Mucin was incorporated into a minimal bacteriological medium as the sole-source of carbon and nitrogen. Enterotoxigenic and non-enterotoxigenic Escherichia coli grew equally well in mucin medium at levels comparable to growth in 3 mM glucose medium. Growth did not appear to be limited by availability of metabolizable substrates. Spent mucin medium supported growth in comparable numbers. E. coli P-155 produced heat-stable and heat-labile enterotoxins during growth in both mucin medium and fresh mucosal scrapings medium. E. coli utilized total hexose and protein in mucin medium at comparable levels (6 to 10%). Increases in reducing end groups (0.28 μ moles/ml) and free amino sugar end groups (0.04 μmoles/ml) during growth were detected.
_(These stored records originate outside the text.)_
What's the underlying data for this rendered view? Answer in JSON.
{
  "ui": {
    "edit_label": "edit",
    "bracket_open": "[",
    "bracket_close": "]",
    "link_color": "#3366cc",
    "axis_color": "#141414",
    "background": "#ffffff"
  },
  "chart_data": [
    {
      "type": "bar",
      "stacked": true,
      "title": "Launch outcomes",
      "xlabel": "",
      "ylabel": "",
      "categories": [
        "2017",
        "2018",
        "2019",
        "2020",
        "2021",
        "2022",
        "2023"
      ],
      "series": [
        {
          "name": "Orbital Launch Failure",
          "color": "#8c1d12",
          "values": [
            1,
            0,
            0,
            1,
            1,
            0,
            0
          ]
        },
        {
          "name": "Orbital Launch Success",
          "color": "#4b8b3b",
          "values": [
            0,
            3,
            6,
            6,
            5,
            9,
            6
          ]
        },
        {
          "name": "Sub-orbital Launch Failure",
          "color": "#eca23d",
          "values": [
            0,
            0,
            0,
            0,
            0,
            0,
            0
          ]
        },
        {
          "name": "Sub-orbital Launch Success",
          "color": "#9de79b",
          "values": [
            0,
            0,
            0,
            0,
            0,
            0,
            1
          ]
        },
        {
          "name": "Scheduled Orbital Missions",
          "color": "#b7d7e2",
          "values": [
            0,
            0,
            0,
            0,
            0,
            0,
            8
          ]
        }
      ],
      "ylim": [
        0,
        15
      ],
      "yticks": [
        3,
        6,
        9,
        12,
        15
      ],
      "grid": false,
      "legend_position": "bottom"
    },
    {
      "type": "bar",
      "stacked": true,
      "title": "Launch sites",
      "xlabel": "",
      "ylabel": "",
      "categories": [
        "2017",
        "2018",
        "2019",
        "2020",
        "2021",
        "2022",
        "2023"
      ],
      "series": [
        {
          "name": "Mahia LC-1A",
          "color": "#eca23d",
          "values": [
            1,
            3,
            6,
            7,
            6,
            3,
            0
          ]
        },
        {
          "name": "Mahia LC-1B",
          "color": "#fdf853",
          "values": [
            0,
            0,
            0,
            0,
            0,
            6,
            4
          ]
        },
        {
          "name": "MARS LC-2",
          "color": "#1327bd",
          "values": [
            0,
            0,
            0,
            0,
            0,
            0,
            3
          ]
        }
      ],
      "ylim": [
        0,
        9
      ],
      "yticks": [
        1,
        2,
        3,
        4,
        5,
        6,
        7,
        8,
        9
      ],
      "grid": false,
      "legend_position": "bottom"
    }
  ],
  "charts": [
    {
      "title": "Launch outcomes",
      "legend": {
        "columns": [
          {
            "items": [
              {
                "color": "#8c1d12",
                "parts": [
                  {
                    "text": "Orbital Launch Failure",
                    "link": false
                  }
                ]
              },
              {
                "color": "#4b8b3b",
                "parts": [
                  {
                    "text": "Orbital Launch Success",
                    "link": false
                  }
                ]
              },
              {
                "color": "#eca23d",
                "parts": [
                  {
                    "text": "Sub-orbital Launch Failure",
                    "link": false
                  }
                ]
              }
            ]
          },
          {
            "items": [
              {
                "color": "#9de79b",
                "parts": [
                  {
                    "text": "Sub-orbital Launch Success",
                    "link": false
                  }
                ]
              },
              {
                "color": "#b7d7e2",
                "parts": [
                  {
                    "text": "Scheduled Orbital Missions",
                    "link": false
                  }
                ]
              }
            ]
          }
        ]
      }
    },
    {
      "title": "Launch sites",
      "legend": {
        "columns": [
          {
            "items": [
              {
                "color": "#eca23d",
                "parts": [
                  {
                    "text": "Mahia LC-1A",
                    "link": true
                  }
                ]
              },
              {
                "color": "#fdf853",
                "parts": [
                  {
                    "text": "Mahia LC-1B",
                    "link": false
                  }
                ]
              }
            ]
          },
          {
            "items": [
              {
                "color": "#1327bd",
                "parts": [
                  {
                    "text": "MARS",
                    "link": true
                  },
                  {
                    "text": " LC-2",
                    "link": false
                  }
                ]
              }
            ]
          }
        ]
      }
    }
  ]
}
E. coli used approximately 15% of the total carbohydrate in mucin medium including 36% of the galactose, 15% of the fucose, and 27% of the mannose. Utilization of mucin by QL ggli produced minor changes in gel filtration patterns on Sepharose CL-4B.

Twelve strains of E. coli were examined for glycosidase activity during growth on mucin. All twelve produced a cell-bound and an extracellular α-fucosidase although the majority of activity was cell-bound. Although α-fucosidase was a constitutive enzyme of E. coli P-155, maximum activity was observed during exponential growth in mucin medium. Eleven strains produced cell-bound α-galactosidase. No extracellular activity of this enzyme was detected. Maximum levels of induced α-galactosidase activity were obtained in late exponential to early stationary growth of E. coli. E. coli ATCC 23723, a mutant of E. coli K12 lacking the galactoside permease gene, did not produce α-galactosidase activity during growth on mucin. No α-mannosidase activity was detected using nitrophenylmannoside as substrate.

Porcine small intestinal mucin was a positive chemoattractant for E. coli in capillary assays. Optimal chemotactic response by E. coli P-155 in capillary experiments was obtained at a mucin concentration of 1 mg dry wt/ml at a pH of 7.0. Spent mucin was still a positive chemoattractant for E. coli P-155 and 123 despite losing 15% of the total mucin carbohydrate.